Tech CEOs Must Properly Get Behind Net Zero Goals

Reducing emissions alone won't get the world to net zero—so entrepreneurs are betting on carbon-capture tech.

The climate emergency has become impossible for the private sector to ignore. As of 2021, at least one fifth of the world’s 2,000 largest public companies have made a net-zero commitment, and these kind of corporate pledges have tripled in one year.

By 2022, every tech unicorn CEO will have a net-zero plan – but it will become apparent that reducing emissions won’t be enough. Next year we will understand that the way to reach net zero is through carbon removal.

The tech sector already has a carbon footprint larger than the entire aviation industry, and it will soon be non-negotiable for tech CEOs to have a net-zero mandate – employees, customers, board, investors and communities will demand it. And so will the planet, which is already warming more quickly than UN scientists previously feared.

In 2022, tech CEOs will recognise that, if we want to stay alive as a species, they can’t just reduce their companies’ emissions and then plug the gaps with conventional offsetting schemes. To get to net zero, companies’ own carbon emissions must be removed from the atmosphere.

In 2022, carbon removal – once the preserve of wonks and early adopters – will become mainstream, while ineffective carbon-offsetting projects lose their place as the bedrock of corporate climate programmes.

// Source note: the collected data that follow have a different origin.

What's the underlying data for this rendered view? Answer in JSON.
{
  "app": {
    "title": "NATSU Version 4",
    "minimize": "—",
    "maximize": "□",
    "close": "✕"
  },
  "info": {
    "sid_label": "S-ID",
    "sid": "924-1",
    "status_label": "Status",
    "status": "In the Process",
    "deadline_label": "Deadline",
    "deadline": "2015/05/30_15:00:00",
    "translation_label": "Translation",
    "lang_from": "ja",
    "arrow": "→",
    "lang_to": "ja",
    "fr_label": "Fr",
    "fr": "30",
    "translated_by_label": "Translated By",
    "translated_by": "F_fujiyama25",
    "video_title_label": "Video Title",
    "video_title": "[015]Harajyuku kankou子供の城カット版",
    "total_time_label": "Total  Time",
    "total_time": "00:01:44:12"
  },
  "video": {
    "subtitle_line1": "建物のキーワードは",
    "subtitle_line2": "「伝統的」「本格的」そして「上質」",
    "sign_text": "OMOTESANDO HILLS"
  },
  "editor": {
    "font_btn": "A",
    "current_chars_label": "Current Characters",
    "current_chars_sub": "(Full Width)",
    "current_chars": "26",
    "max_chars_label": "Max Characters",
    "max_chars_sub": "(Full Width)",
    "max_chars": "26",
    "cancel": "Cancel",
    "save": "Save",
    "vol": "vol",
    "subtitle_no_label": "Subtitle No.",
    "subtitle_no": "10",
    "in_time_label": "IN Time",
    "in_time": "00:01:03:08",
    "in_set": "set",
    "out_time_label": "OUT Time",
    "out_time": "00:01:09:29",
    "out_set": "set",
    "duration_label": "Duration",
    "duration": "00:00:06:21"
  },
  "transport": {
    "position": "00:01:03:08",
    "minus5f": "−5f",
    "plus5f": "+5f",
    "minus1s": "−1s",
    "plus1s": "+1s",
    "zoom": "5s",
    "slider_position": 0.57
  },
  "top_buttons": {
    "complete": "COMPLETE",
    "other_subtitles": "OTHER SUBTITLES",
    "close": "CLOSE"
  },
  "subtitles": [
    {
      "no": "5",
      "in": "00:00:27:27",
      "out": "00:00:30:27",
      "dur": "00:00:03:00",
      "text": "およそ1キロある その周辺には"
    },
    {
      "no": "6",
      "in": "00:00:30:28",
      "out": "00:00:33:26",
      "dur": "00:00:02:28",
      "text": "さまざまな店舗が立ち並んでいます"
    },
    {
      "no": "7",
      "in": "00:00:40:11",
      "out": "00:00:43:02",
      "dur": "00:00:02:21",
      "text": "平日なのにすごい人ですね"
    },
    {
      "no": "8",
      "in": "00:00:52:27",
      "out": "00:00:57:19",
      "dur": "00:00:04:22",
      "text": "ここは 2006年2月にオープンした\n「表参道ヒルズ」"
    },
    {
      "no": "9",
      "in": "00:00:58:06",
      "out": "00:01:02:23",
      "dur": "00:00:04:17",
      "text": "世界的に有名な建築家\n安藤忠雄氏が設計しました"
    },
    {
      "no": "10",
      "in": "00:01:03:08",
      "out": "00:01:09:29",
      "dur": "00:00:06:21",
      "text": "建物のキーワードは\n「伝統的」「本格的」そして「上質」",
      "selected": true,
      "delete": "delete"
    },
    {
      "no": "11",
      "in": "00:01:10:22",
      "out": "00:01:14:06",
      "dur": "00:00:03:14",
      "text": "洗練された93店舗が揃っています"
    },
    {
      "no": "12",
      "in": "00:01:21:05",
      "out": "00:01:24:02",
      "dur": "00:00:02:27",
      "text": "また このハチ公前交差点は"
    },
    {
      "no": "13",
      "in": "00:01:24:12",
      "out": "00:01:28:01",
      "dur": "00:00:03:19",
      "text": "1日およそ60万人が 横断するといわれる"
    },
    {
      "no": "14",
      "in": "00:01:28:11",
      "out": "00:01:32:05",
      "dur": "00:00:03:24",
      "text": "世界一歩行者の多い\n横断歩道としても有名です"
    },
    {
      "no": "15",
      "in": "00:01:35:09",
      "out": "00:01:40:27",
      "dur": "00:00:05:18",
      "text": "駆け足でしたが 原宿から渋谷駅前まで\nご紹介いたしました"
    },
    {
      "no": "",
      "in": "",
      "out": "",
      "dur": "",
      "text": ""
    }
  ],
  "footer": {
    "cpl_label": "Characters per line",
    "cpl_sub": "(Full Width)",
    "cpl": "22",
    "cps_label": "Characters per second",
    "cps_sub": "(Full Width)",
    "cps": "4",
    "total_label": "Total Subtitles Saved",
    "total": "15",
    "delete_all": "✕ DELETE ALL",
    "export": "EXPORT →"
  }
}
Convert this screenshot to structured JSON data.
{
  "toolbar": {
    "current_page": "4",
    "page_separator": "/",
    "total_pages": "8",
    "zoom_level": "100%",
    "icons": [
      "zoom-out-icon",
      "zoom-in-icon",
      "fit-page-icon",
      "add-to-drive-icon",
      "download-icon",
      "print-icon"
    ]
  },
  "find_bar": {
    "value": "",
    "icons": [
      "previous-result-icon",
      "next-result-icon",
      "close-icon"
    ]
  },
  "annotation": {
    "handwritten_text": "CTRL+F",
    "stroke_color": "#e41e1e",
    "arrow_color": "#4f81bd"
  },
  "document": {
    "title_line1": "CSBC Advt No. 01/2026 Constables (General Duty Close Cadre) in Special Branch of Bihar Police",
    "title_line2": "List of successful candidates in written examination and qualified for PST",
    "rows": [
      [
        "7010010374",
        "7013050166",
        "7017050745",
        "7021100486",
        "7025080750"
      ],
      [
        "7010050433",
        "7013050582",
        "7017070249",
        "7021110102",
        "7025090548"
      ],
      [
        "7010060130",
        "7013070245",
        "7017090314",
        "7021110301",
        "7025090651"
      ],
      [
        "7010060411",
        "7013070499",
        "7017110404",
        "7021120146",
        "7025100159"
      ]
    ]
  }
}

The most ambitious tech CEOs will follow in the footsteps of Microsoft and commit to erasing their historical lifetime emissions with carbon removal.

Many of these technologies are still in their infancy, but we have no choice other than to scale them if we want to stay below 1.5°C of warming and meet the goals of the 2015 Paris Agreement. Even conservatively, getting there means removing eight billion tonnes of carbon from the atmosphere every year by 2050 – that’s about 20 per cent of what the world emits annually.

We’ve only removed a few thousand tonnes via these early technologies. But from 2022, direct air capture, enhanced weathering, biochar and kelp sequestration will be the topic of dinner-table conversations around the world. As awareness builds, every child will soon be asking the adults around them what they’re doing to help these technologies scale.

Instead of being daunted by such scaling requirements and the staggering associated cost curves, tech CEOs will be the first to mobilise. These entrepreneurs and visionaries understand what it means to be an early adopter of a product, they understand Wright’s law – that the cost of an innovation falls as it scales – and they know that their early spend will catalyse an industry that humanity won’t be alive without. Their adoption of carbon-removal technologies will be essential.